Some important notes:
- There are 5 captions per image.
- We used the `coco_url` to download the images to extract features from. You should also use the `coco_url` for exploring images and displaying search results.
- The keys (image ids) in `resnet18_features.pkl` correspond to the `id` property in the `captions_train['images'][i]` dictionaries.
- Some of the images only had 1 channel (grayscale), so we didn't extract image features from them. This means the dictionary in file `resnet18_features.pkl` has only 82612 keys (image ids) instead of the full 82783. You should treat the keys from `resnet18_features.pkl` as your set of image keys.

Tips:
- It might help keep things clear in your code to always use variables names for ids that describe what kind of id it is (e.g., `image_id` and `caption_id`).
- You might find it helpful to create additional dictionaries to make certain lookups easier (e.g., to get all captions for a particular image_id, to get the coco_url for a particular image_id, etc.).

## 6 Tasks for Team

These tasks are the minimum set of things that need to be completed as part of the capstone project.

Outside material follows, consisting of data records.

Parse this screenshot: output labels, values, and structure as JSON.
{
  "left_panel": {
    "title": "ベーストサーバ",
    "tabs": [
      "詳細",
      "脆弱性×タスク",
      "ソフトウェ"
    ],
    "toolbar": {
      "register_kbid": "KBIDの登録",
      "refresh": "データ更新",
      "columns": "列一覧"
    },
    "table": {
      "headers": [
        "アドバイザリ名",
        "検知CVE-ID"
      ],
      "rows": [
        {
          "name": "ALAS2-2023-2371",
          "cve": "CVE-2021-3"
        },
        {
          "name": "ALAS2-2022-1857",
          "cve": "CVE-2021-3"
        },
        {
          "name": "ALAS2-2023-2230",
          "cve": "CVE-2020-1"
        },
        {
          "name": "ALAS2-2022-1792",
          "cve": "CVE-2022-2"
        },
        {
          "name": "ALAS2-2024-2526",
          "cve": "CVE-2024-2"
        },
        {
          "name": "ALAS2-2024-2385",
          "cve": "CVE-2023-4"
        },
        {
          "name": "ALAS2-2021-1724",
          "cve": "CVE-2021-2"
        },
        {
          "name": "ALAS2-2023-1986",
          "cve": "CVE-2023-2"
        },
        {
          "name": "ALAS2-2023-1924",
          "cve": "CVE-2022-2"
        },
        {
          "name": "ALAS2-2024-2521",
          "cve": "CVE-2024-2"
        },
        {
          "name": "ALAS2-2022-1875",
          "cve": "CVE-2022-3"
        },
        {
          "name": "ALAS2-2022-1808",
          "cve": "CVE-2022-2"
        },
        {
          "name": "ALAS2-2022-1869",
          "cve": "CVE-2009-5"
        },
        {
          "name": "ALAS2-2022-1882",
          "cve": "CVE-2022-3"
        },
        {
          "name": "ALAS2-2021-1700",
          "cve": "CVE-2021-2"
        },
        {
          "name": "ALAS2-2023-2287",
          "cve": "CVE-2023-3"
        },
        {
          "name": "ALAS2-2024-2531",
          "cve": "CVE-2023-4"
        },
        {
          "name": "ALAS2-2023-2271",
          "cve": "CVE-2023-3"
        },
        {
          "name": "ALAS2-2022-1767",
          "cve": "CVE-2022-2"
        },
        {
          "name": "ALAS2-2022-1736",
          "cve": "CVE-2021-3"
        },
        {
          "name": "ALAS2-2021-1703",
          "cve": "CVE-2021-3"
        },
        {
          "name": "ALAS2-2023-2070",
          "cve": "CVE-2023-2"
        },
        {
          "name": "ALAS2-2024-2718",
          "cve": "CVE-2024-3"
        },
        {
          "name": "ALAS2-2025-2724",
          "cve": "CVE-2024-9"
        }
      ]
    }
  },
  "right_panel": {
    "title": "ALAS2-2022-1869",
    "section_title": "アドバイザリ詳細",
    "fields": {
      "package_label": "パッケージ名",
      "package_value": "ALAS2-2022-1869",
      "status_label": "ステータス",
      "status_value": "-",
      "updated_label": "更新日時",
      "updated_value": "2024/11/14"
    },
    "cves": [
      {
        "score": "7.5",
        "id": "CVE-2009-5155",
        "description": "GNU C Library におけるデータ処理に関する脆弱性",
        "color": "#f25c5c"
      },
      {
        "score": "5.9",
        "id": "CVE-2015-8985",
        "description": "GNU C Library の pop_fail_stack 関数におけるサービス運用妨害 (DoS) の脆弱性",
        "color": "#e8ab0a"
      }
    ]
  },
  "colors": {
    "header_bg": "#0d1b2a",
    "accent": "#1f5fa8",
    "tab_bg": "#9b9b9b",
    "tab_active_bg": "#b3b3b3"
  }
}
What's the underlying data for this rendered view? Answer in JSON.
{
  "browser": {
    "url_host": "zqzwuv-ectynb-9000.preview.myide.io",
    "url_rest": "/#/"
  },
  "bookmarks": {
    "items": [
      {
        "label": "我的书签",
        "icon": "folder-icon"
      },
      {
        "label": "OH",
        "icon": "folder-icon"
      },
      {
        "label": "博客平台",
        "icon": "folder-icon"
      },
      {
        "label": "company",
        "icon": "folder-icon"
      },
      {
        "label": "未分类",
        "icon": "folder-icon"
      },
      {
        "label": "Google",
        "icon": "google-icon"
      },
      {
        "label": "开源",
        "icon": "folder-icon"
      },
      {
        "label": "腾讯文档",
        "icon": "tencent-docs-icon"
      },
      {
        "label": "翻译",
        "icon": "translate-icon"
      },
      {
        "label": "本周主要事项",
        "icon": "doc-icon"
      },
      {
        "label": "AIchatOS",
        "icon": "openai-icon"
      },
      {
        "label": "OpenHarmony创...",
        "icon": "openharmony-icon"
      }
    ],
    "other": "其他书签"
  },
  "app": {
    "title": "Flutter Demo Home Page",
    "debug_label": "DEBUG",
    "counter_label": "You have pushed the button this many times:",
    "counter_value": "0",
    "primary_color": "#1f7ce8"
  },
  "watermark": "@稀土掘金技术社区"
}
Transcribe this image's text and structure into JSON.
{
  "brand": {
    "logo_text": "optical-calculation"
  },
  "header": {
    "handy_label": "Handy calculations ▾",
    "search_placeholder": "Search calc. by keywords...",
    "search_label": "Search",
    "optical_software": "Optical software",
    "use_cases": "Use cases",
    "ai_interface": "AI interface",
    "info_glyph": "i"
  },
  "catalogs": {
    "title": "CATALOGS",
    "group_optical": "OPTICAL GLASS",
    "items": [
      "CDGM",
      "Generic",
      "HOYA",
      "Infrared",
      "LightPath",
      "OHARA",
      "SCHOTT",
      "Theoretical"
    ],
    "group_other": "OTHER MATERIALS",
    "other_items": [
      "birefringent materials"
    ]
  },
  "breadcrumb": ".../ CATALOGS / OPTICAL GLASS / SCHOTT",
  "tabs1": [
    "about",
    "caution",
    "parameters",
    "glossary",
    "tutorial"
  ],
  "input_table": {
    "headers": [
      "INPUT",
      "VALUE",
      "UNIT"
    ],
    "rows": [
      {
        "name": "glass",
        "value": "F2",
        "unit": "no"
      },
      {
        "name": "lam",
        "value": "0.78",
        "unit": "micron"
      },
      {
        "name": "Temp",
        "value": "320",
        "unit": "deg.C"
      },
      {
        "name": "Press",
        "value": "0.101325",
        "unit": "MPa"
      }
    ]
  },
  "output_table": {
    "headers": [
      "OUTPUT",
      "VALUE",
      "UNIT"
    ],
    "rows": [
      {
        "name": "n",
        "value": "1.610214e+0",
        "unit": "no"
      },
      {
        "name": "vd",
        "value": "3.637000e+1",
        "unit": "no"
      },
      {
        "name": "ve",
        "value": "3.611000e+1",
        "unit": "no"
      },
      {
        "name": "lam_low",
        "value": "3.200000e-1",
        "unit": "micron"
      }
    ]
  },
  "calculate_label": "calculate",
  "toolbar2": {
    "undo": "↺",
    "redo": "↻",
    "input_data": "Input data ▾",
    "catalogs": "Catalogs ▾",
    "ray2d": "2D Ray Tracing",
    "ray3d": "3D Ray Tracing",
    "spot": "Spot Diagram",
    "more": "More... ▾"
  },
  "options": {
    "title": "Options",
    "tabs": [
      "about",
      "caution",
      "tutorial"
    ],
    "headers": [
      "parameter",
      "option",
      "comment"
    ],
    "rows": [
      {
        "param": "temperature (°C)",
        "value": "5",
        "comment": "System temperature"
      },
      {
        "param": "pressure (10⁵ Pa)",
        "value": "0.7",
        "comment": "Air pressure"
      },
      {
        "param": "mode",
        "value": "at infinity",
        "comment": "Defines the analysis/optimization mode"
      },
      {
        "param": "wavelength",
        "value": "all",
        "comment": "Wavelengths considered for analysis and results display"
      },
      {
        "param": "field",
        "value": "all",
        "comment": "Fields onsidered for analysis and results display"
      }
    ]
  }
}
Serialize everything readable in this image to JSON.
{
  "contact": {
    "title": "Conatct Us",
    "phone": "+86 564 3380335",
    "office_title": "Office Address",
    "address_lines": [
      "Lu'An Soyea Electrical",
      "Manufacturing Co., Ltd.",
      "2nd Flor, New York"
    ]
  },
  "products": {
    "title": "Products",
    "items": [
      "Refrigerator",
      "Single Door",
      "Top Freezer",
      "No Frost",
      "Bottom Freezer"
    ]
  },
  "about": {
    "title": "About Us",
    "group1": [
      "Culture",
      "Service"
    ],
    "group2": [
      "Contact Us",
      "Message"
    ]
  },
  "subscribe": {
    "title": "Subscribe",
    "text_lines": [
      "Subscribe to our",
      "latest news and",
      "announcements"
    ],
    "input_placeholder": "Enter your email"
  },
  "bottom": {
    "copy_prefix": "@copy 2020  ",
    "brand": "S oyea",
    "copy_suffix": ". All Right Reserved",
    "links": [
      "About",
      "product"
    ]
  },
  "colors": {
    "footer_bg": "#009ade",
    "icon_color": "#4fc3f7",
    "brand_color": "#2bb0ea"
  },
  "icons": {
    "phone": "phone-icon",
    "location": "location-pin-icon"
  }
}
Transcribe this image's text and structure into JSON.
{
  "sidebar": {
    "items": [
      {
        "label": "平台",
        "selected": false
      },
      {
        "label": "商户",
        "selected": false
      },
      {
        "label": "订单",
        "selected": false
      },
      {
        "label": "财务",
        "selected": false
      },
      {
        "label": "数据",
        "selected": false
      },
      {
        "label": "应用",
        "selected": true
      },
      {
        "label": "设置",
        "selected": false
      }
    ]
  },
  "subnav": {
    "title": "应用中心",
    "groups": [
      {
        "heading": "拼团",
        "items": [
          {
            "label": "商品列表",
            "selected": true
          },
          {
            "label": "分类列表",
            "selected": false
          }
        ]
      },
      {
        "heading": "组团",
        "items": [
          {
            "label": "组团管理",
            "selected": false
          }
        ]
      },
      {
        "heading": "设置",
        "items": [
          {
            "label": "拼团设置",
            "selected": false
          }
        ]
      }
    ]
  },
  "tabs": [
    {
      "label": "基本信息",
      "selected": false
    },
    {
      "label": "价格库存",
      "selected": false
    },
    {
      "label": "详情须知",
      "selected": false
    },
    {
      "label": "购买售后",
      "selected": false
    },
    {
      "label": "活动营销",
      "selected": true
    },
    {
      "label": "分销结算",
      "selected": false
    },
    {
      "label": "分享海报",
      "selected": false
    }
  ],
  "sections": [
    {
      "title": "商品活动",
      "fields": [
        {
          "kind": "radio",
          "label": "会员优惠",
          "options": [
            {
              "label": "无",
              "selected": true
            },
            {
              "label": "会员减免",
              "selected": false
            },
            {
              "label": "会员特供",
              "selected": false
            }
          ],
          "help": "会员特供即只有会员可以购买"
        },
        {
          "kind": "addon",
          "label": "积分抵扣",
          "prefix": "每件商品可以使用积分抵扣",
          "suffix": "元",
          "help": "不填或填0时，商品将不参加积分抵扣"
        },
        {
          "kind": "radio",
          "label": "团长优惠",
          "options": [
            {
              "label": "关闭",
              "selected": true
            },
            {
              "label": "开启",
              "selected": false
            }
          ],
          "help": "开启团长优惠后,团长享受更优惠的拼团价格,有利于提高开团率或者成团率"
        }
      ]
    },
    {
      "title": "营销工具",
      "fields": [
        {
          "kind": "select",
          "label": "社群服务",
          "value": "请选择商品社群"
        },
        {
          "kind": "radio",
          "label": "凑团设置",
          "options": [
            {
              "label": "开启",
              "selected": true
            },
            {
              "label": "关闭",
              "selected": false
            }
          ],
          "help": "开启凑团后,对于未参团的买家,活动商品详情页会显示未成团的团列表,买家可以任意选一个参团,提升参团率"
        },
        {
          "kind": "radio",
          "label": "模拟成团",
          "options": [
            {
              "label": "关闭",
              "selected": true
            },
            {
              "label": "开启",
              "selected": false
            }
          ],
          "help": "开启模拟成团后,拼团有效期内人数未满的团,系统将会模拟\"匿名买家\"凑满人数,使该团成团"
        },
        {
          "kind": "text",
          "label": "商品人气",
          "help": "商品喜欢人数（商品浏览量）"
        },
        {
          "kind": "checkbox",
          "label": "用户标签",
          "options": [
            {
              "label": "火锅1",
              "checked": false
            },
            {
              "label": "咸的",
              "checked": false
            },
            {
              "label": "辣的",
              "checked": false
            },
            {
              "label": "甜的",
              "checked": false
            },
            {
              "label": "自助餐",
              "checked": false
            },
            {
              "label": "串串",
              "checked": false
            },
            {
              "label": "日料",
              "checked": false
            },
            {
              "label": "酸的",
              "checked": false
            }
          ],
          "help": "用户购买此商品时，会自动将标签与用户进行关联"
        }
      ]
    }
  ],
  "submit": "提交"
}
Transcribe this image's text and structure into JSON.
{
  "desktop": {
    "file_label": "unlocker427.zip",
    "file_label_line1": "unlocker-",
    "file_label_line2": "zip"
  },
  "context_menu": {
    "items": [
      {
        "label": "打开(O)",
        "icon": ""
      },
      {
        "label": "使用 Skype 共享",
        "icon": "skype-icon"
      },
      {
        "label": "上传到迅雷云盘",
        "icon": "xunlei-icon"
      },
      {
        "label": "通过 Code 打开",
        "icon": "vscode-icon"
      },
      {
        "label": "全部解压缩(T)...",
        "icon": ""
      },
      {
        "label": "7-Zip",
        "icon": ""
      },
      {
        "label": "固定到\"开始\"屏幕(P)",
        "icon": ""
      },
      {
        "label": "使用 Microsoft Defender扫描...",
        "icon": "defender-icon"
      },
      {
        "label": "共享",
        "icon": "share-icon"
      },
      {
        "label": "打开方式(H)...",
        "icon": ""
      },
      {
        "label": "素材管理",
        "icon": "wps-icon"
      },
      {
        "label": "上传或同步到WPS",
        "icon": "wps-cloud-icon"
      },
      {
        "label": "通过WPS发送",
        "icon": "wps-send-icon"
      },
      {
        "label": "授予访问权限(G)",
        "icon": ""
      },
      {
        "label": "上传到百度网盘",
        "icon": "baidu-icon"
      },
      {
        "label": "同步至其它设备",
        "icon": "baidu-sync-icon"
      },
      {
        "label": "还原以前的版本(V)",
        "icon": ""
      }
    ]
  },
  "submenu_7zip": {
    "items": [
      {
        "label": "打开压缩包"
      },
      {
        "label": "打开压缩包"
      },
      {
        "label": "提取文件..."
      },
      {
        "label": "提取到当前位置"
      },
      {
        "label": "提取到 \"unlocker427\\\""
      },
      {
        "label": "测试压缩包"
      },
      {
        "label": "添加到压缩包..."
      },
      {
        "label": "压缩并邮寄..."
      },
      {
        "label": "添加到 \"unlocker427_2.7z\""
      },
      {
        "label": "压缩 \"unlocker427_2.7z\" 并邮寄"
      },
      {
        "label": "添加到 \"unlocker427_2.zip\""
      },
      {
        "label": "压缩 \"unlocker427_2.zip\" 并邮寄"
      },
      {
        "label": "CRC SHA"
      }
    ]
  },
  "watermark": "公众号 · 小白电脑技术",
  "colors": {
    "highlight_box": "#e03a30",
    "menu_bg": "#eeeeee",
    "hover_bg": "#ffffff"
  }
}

You should coordinate with your team about how to divide them up. (Note: Some might naturally be combined.)

* create capability to embed text (captions and queries)
* create training and validation sets of triples
* create function to compute loss, accuracy (in terms of triples correct)
* create MyNN model for embedding images
* train model
 * embed caption
 * embed good image
 * embed bad image
 * compute similarities from caption to good and caption to bad
 * compute loss with margin ranking loss
 * take optimization step
* create image "database" by mapping whole set of image features to semantic features with trained model
* create function to query database and return top k images
* create function to display set of images (given image ids)
 * note that the image metadata (contained in `captions_train2014.json`) includes a property called "coco_url" that can be used download a particular image on demand for display
 * maybe display their captions, too (for debugging)
* create function that finds top k similar images to a query image
 * maybe give option for doing similarity search in either semantic space or original image feature space

## 7 Optional Tasks

- make a simple website for your image search engine (with bottle or flask); more details to follow
- try alternative ways to embed text (e.g., remove stop words?, larger word embeddings?, other?)